G. Bentuk Pemerintahan dan Sistem
Pemerintahan.
Ada 3 macam system pemerintahan,
yaitu :
1.
Sistem pemerintahan Parlementer (Parliementary
Executive)
Pada
prinsipnya system pemerintahan parlementer menitik beratkan pada hubungan
antara organ Negara pemegang kekuasaan eksekutif dan legislative. System ini
merupakan sisa-sisa peninggalan system pemerintahan dalam arti paling luas,
yakni morankhi. Dikatakan demikian karena kepala Negara apapun sebutanya
mempunyai kedudukan yang tidak dapat diganggu gugat. Sedangkan penyelenggara
pemerintahan sehari-hari diserahkan kepada menteri.
Menurut Arend Lijphart perkembangan
system parelementer ini pada umumnya melalui tiga fase. Pada awalnya
pemerintahan dipimpin oleh seorang raja yang bertanggung jawab atas seluruh
system politik atau system kenegaraan. Kemudian muncul sebuah majelis dengan
anggota yang menentang hegemoni raja. Terakhir, majelis mengambil alih tanggung
jawab atas pemerintahan dengan bertindak sebagai parlemen maka raja kehilangan
sebagian besar kekuasaan tradidionilnya.
Ciri-ciri system pemerintahan ini,
pada umumnya dapat digambarkan sebagai berikut :
a.
Terdapat hubungan yang erat antara eksekutif dan legislative (parlementer),
bahkan antara keduanya saling tergantung satu dengan yang lainnya.
b.
Eksekutif yang dipimpin oleh perdana menteri dibentuk oleh parlemen dari partai
politik/organisasi peserta pemilu yang menduduki kursi mayoritas di parlemen.
c.
Kepala Negara (apapun sebutannya) hanya berfungsi ataupun berkedudukan sebagai
kepala Negara saja.
d.
Dikenal adanya mekanisme pertanggung jawaban menteri kepada perlemen.
2.
Sistem Pemerintahan Presidensiil (Fixed
Exexutive).
Sistem pemerintahan ini bertitik
tolak dari kosep pemisahan kekuasaan sebagaimana dianjurkan oleh teori trias
politika.
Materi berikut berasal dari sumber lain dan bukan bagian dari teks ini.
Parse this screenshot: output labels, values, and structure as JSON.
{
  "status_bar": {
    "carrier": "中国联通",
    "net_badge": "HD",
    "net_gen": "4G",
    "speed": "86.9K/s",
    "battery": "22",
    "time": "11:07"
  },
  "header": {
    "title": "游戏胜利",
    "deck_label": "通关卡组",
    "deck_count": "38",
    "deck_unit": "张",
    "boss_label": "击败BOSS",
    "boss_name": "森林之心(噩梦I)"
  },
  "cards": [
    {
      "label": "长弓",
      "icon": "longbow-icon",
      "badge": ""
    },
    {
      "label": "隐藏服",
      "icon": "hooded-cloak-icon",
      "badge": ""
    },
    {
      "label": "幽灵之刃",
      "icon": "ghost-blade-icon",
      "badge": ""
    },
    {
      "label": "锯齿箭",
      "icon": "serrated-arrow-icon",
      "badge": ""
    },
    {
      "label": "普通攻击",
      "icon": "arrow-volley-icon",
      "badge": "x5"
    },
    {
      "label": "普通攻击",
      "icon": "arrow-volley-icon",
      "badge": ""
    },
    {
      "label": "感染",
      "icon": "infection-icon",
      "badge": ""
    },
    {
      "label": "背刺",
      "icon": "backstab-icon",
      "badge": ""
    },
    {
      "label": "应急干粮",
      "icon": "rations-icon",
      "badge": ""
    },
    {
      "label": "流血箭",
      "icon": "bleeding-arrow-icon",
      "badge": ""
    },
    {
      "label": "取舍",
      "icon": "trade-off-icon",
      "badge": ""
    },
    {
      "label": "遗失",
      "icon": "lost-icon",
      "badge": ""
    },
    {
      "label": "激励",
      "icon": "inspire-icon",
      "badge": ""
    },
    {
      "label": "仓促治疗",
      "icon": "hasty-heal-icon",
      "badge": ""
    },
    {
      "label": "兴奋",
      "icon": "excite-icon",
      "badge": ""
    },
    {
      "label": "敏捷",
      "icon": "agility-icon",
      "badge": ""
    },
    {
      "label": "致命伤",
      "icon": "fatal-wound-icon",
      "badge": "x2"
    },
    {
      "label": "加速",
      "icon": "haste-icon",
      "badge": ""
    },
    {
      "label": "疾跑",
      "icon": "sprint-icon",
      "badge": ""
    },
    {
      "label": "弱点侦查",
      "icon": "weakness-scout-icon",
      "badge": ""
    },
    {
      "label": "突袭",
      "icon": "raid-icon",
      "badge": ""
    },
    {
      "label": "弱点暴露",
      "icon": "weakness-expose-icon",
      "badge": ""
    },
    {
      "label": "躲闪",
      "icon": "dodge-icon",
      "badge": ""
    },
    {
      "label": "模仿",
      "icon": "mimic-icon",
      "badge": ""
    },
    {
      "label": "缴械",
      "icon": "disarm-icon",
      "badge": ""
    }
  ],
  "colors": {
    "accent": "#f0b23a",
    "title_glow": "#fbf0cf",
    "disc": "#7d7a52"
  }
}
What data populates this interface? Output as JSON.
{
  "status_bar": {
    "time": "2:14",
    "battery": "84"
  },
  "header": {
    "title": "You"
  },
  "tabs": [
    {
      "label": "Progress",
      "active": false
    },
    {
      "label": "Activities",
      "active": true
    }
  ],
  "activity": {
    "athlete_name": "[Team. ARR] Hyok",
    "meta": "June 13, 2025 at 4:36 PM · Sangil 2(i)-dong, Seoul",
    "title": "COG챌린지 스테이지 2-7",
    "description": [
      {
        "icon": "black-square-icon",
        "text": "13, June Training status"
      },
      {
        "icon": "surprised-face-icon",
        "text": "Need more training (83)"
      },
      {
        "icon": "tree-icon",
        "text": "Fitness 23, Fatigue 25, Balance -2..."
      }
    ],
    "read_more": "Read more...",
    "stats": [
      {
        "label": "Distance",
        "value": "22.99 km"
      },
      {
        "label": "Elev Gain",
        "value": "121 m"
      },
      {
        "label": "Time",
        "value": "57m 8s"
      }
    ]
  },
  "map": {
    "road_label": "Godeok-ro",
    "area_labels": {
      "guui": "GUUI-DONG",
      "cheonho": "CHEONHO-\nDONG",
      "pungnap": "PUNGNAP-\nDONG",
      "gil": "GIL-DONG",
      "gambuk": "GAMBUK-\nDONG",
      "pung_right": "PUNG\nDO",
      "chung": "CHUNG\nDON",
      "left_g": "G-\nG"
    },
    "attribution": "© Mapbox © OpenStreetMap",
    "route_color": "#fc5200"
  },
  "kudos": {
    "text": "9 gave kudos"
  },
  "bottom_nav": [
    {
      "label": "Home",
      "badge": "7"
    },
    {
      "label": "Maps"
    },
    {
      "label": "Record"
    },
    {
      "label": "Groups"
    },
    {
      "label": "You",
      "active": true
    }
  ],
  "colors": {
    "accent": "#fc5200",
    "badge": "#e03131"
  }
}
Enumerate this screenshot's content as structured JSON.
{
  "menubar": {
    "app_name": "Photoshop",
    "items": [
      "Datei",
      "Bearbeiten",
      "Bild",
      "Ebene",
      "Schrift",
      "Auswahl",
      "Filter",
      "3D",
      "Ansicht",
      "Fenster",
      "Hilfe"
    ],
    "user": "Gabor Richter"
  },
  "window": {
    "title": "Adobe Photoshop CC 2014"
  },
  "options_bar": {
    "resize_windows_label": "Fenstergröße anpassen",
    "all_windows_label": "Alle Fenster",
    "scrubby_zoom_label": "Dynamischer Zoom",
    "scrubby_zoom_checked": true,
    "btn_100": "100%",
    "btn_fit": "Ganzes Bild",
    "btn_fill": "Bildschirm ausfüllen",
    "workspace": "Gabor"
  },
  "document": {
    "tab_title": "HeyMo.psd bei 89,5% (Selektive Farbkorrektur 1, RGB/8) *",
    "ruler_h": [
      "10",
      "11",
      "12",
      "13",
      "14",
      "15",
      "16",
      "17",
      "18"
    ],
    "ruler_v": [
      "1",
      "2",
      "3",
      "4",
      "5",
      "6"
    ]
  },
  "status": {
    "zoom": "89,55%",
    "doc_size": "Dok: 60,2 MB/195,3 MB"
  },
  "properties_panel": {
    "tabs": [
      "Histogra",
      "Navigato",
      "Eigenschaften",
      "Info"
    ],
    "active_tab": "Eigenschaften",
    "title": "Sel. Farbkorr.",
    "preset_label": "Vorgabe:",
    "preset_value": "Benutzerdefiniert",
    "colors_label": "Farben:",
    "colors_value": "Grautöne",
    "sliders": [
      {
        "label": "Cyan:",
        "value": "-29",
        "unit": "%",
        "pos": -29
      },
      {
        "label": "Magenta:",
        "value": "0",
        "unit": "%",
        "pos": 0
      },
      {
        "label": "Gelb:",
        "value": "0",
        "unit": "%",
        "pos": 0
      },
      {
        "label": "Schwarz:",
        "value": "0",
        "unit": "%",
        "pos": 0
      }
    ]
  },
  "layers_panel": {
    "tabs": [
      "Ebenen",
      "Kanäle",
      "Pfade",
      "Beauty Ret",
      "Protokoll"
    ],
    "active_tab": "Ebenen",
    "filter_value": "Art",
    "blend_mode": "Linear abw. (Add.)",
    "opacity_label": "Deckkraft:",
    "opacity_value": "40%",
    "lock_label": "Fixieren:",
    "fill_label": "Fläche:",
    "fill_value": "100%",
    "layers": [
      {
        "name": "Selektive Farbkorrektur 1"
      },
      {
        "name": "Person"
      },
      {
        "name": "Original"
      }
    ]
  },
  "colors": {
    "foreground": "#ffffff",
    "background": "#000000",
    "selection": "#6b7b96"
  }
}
System ini menghendaki adanya pemisahan kekuasaan secara tegas,
khususnya antara badan pemegang kekuasaan legislative.
Ciri-ciri
utama dari system pemerintahan ini adalah :
a.
Kedudukan kepala Negara (presiden) di samping sebagai kepala Negara juga
sebagai kepala eksekutif (pemerintahan).
b.
Presiden dan parlemen masing-masing dipilih langsung oleh rakyat melalui
pemilihan umum.
c.
Karena presiden dan parlemen dipilih
langsung oleh rakyat melalui pemilihan umum, maka kedudukan antara kedua
lembaga ini tidak bias saling mempengaruhi (menjatuhkan).
d.
Kendati presiden tidak dapat diberhentikan oleh parlemen ditengah-tengah masa
jabatannya berlangsung.
e.
Dalam rangka menyusun cabinet (menteri), presiden wajib minta persetujuan
parlemen.
f.
Menteri-menteri yang diangkat oleh presiden tersebut tunduk dan bertanggung
jawab kepada presiden.
3.
Sistem Pemerintahan dengan Pengawasan Langsung Oleh Rakyat.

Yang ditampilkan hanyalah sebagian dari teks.